Однажды, когда во время рассказа maman почти совсем стемнело, я чуть не
рассказал ей про руку. Я готов был ей рассказать. Я уже глубоко вздохнул,
приготовляясь. Но вдруг я очень отчетливо понял лакея, понял, как он не мог
идти навстречу их лицам. И, несмотря на убывающий свет, я испугался лица
maman, какое будет у нее, когда она увидит то, что я видел. Я поскорей еще
раз глотнул воздух, словно ничего другого и не замышлял. Несколько лет
спустя, после знаменательной ночи на галерее в Урнеклостере, я не один день
носился с мыслью довериться маленькому Эрику. Но после нашего ночного
разговора он только еще больше отдалился от меня. Он меня избегал. Быть
может, он стал меня презирать. Но оттого-то как раз мне и хотелось ему
поведать про руку. Я воображал, что вырасту в его глазах (к чему я
настоятельно стремился, сам не знаю зачем), если сумею ему доказать, что в
самом деле все это испытал. Но Эрик уклонялся с такой ловкостью, что ничего
у меня не вышло. Да мы и уехали вскоре. А потому, как ни странно, сейчас я
впервые расскажу (да и то самому себе) о случае, уже далеко отодвинутом в
дни моего детства.
Насколько я был еще маленький, я сужу по тому, что я устроился на
коленках в кресле, чтобы доставать до стола, на котором я рисовал. Был
зимний вечер, если не ошибаюсь, в городской квартире. Стол стоял в детской,
в простенке между окон. В комнате не было другой лампы, кроме той, которая
бросала свет на мое рисованье и на книжку mademoiselle. Mademoiselle сидела
тут же, слегка откинувшись на стуле и погруженная в чтение.

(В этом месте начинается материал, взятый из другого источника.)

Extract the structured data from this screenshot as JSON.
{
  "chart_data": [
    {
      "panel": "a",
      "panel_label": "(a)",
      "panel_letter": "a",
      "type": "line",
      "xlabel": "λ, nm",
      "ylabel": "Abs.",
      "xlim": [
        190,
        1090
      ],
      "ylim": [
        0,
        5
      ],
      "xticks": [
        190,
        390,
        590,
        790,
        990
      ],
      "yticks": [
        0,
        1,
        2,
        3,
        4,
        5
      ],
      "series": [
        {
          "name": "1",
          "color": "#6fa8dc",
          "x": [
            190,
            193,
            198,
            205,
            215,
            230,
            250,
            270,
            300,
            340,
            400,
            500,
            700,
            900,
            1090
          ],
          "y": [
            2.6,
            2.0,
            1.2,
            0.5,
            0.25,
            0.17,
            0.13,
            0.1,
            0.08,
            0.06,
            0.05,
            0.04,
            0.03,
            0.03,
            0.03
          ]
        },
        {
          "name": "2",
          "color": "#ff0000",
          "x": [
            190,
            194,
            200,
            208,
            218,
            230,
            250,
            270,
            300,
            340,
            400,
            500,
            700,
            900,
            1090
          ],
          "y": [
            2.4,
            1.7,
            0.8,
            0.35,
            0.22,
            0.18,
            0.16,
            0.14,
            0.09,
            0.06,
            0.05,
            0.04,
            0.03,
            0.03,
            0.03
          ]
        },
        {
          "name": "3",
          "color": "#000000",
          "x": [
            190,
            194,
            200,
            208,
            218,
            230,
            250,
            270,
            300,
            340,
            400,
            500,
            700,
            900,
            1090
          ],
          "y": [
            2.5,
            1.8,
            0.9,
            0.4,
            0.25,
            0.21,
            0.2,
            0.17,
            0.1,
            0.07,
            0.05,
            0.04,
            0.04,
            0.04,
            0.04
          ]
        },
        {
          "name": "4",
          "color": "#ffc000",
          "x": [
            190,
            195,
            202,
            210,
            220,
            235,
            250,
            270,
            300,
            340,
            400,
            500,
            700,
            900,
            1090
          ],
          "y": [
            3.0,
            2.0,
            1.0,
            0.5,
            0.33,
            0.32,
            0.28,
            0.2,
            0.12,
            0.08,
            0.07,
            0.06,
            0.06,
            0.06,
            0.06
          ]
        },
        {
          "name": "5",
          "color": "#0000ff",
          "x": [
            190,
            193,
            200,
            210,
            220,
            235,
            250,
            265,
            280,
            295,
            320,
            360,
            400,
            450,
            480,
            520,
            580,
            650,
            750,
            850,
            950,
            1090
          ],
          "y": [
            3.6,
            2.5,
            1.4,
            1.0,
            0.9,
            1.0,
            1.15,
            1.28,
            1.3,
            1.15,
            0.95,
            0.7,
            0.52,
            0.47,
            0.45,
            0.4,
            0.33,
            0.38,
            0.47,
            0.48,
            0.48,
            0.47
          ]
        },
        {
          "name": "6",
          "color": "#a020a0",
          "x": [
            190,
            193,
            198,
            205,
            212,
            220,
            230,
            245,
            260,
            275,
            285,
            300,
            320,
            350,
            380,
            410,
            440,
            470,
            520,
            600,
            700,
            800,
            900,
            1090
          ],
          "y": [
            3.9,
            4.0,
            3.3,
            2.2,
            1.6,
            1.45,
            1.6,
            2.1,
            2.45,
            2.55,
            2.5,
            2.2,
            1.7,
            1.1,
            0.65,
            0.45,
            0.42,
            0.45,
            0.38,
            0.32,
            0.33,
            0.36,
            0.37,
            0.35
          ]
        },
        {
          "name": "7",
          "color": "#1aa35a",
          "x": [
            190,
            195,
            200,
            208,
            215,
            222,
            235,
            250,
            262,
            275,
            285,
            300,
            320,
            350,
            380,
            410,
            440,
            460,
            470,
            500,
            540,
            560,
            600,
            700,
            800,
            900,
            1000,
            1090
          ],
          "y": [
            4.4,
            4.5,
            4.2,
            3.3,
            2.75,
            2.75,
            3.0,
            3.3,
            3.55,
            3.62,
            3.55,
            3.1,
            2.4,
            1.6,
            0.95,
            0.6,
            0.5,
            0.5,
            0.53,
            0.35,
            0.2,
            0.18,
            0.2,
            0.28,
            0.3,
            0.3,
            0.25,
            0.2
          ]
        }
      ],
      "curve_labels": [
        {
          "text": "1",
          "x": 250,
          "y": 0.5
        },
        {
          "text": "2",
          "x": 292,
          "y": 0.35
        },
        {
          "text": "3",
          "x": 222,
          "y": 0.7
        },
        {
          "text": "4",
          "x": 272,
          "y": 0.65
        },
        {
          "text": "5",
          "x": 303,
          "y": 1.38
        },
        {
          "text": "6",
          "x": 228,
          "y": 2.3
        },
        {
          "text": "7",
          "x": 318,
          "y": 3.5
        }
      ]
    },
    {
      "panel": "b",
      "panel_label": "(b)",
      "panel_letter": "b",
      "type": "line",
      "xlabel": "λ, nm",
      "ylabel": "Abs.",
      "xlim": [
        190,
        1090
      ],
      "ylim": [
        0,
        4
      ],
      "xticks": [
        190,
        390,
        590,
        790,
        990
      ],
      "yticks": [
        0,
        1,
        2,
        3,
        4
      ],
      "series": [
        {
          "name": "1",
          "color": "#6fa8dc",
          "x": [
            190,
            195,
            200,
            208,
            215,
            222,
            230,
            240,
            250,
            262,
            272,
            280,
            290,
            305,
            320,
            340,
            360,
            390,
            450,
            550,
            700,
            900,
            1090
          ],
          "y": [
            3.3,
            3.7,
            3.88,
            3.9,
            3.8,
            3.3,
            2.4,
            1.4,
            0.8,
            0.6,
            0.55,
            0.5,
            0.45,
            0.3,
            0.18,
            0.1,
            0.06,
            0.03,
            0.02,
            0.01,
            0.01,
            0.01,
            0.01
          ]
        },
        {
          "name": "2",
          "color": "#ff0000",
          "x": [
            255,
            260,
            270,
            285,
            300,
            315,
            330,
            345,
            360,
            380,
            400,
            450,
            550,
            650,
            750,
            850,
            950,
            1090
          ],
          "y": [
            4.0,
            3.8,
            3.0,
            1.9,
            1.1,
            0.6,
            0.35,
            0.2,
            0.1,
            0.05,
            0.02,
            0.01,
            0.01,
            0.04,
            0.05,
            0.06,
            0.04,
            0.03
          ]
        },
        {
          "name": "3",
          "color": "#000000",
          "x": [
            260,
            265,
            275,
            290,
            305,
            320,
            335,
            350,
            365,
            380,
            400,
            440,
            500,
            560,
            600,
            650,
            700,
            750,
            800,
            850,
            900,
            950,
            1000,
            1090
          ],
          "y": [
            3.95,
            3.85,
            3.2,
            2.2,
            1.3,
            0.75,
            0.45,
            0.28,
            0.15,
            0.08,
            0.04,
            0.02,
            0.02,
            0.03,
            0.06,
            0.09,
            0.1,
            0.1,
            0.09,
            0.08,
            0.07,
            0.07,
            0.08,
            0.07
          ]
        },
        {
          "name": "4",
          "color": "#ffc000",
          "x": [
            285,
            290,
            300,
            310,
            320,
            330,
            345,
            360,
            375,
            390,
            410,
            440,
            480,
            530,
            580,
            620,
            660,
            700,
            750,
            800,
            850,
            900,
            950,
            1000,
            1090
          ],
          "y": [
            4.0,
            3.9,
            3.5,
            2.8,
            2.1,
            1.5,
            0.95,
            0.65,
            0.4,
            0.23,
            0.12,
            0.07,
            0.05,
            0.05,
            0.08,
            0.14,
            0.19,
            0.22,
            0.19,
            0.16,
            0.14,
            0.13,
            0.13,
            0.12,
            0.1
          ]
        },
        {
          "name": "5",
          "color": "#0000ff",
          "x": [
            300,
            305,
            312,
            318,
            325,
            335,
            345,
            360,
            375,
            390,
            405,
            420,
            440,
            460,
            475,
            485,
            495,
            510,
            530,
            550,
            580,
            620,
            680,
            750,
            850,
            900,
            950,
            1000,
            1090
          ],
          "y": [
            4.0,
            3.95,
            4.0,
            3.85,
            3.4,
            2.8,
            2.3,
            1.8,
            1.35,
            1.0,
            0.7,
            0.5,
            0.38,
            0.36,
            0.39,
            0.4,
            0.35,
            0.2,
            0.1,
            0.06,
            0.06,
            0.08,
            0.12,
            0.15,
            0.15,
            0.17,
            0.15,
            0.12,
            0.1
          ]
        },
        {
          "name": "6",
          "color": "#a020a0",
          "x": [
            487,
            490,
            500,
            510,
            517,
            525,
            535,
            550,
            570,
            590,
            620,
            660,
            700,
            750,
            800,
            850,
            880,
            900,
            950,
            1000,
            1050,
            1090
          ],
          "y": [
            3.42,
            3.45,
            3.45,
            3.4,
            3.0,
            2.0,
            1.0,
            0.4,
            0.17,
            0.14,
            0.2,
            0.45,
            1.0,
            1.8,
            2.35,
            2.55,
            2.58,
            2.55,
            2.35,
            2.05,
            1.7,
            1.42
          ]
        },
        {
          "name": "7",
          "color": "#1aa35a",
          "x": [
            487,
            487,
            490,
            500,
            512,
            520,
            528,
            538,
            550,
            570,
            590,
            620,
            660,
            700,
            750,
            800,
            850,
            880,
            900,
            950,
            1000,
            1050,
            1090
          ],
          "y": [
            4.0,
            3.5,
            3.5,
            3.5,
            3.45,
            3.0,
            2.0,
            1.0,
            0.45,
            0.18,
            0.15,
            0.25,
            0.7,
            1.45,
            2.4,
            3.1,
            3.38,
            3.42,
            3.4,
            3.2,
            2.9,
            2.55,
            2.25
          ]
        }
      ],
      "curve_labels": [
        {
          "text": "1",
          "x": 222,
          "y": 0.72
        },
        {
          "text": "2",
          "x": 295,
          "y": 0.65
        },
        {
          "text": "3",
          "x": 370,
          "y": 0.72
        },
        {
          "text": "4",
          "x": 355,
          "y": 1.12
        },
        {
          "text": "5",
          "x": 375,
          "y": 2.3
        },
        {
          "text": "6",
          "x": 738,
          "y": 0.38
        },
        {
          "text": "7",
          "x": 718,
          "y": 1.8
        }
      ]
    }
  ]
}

Читая, она
бывала всегда далеко, и едва ли в книге. Она могла читать ее часами, почти
не листая, и мне казалось, что страницы все заполнялись и заполнялись, будто
своим взглядом она в них вносила слова, те слова, которые она там хотела
найти и не находила. Так представлялось мне, пока я рисовал. Я рисовал
медленно, без определенного плана, и когда не знал, что рисовать дальше, я
оглядывал рисунок, склонив голову к правому плечу; так я скорей замечал,
чего мне недостает. Тут были конные ратники, скакавшие в бой или уже в
кипении битвы, что облегчало дело, ибо в этом случае не приходилось рисовать
решительно ничего, кроме клубов все окутывавшего дыма. Maman всегда уверяла,
правда, что я рисовал острова, острова с большими деревьями, и замком, и
лестницами, и цветами на берегу, кажется, даже отражавшимися в воде. Боюсь,
она сочиняла или это было уже гораздо поздней. Но в тот вечер я определенно
рисовал рыцаря, одинокого, легко опознаваемого рыцаря на очень нарядном
коне. Он выходил у меня до того ярким, что я то и дело менял карандаши,
особенно часто прибегал к красному и тянулся за ним снова и снова. Он как
раз мне понадобился, но вдруг покатился (как сейчас вижу) поперек моего
освещенного листка на край стола, упал, прежде чем я успел его подхватить, и
исчез. Мне он нужен был до зарезу, и очень досадно было, что надо за ним
лезть под стол. По моей неуклюжести, мне пришлось сперва проделать ряд
подготовительных телодвижений. Собственные мои ноги оказались чересчур
длинными, и я никак не мог их из-под себя вытянуть; я так долго стоял на
коленках, что они затекли; я уже не мог разобрать, где кончаюсь я и где
начинается кресло. Наконец, несколько сконфуженный, я очутился на полу, на
пушистой шкуре, разостланной под столом до самой стены. Но здесь меня
ожидало новое затруднение. Взгляд, привыкший к свету и раззуженный блеском
белого раскрашенного листка, ничего не различал под столом, и тьма казалась
мне до того плотной, что я боялся об нее стукнуться. Пришлось довериться
осязанью, и, стоя на коленках, опираясь на левую руку, правой я расчесывал
длинные прохладные космы шкуры, нежно мне поддававшейся, но не выдававшей
карандаша. Я решил уже, что напрасно теряю время, хотел окликнуть
mademoiselle и попросить, чтобы она посветила мне лампой, но тут обнаружил,
что тьма разрежается под моим напряженным взглядом. Я различал уже стену со
светлым выступающим плинтусом, я разглядел все ножки стола; я видел свою
собственную растопыренную руку, которая, как какая-то подводная тварь,
двигалась совершенно самостоятельно. Я следил за ней, помнится, почти с
любопытством; она будто знала вещи, которым я ее никогда не учил, она
ощупывала мех движениями, каких я не замечал за ней прежде. Я следил за нею
с интересом, готовый ко всему. Но как мог я ожидать, что ей навстречу вдруг
отделится от стены другая рука, но больше, невероятно тонкая рука, каких я в
жизни не видывал! Она в точности так же ощупывала мех, и две растопыренные
пятерни слепо двигались одна другой навстречу. Любопытство мое, не будучи
удовлетворено, вдруг иссякло, уступив место ужасу. Я чувствовал, что одна
рука принадлежит мне и вот-вот она ввяжется в непоправимое что-то. Призвав
на помощь всю власть, еще остававшуюся у меня над нею, я медленно отвел ее
назад, не отрывая глаз от другой руки, которая продолжала к ней подбираться.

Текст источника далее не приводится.